Fly! Fly! Fly!

Leaping in the dust of Kaumaea.”

The egg began to change until it became a full-grown chicken.

Kauilani told his bird-sister to go out before the people thus: “Go all around the fighting-place. Go to the feet of Maui-nui, and look upon him; then go to the middle and stand there looking into the face of your ancestor. He will then know you perhaps, and will put on many kinds of bird bodies. If he puts on red, you must become white. You have more bird bodies than he. You will win. Then if he changes his body again I will tell you what to do until he becomes weary; then you put on your spotted body and kill him.” [[239]]

The bird then left him and went out before the people. They made a great noise, laughing and crying out: “A hen! A hen! To fight the great rooster!”
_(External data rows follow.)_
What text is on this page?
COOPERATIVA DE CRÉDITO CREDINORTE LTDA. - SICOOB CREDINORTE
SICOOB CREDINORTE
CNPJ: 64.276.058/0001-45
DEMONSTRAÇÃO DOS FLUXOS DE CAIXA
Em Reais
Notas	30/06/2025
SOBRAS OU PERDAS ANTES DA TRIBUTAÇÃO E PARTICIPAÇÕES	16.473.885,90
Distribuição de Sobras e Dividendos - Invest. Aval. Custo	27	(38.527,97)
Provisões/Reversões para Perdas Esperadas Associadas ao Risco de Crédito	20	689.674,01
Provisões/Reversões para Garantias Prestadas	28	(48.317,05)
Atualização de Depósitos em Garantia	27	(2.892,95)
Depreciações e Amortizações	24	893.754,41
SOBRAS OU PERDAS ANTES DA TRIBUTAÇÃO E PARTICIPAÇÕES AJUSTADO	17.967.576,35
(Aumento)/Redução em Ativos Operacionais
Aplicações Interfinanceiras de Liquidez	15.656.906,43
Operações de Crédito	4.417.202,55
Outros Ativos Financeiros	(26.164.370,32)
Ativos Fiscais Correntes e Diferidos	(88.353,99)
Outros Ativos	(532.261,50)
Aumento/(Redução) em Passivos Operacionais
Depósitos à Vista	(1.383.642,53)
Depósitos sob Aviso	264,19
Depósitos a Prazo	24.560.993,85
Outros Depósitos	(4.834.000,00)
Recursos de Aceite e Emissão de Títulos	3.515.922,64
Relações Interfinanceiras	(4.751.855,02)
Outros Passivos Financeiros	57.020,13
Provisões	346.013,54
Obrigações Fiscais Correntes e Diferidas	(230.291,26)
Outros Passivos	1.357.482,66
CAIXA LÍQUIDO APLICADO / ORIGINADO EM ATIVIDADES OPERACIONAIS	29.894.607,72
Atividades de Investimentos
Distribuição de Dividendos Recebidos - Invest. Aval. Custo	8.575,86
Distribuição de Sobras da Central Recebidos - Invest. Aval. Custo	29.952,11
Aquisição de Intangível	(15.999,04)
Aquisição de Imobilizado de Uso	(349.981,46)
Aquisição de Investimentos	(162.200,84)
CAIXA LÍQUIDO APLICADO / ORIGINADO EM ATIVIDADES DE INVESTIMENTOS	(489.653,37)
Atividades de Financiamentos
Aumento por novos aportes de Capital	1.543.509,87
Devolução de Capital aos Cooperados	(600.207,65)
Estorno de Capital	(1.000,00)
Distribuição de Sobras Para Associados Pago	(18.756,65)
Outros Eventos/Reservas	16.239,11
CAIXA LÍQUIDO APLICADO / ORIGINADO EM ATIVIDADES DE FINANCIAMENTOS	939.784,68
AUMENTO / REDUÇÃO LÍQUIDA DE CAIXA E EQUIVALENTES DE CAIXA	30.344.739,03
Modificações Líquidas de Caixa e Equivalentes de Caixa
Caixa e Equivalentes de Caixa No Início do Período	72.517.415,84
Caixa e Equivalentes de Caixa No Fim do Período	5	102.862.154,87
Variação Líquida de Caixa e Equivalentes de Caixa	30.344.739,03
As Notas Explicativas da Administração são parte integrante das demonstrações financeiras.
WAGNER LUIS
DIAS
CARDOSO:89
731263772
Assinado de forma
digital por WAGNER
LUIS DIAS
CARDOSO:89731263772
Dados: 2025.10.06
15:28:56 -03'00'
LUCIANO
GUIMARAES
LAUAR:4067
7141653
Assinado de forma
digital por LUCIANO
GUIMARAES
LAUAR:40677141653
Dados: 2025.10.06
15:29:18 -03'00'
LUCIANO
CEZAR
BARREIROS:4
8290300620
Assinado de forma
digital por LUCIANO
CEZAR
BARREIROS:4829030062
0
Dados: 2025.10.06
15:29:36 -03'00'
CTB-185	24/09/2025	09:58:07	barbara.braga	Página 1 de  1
But she was very beautiful in her shining coat of feathers as she waited for the battle. Then the rooster came in, and Kauilani saw that he did not recognize his grandchild. Lepe-a-moa clucked and moved her head and wings like a hen calling to her young chickens. Ke-au-hele-moa was angry. His feathers rose as he came up and he changed their color into red. His antagonist became white.

Then he struck at her, leaped at her, and tried to overthrow her with his wings, but was not able to touch her, while she lightly flew over his head, striking his face and beating him with claws and wings.

Then he became moa-nene (a goose form), but Kauilani uttered a prayer and his sister became a swift aloe-bird, a small mud-hen. The battle again was fought, whirling, striking, leaping and flying, but the bird-girl was not injured in the least, while the rooster’s face was bleeding and his eyes suffering from the terrific and swift blows dealt by Lepe-a-moa. She tore him to pieces, until the battle was in a thick cloud of flying feathers.

The people thought he was dead, but his [[240]]magic power was still in the fragments of his body, torn and thrown up, floating far up among the clouds. He rested in some mist-clouds above, and put on a body having the color of the yellow blossoms of the hau-tree.

Before this the day had been quiet, but now, with the return of that rooster, the chill of snow and ice came down in a cold mist like the snow mists on the tops of the mountains. The rooster sent this icy, fine rain in a stream like a flowing river over Kakuhihewa and his people.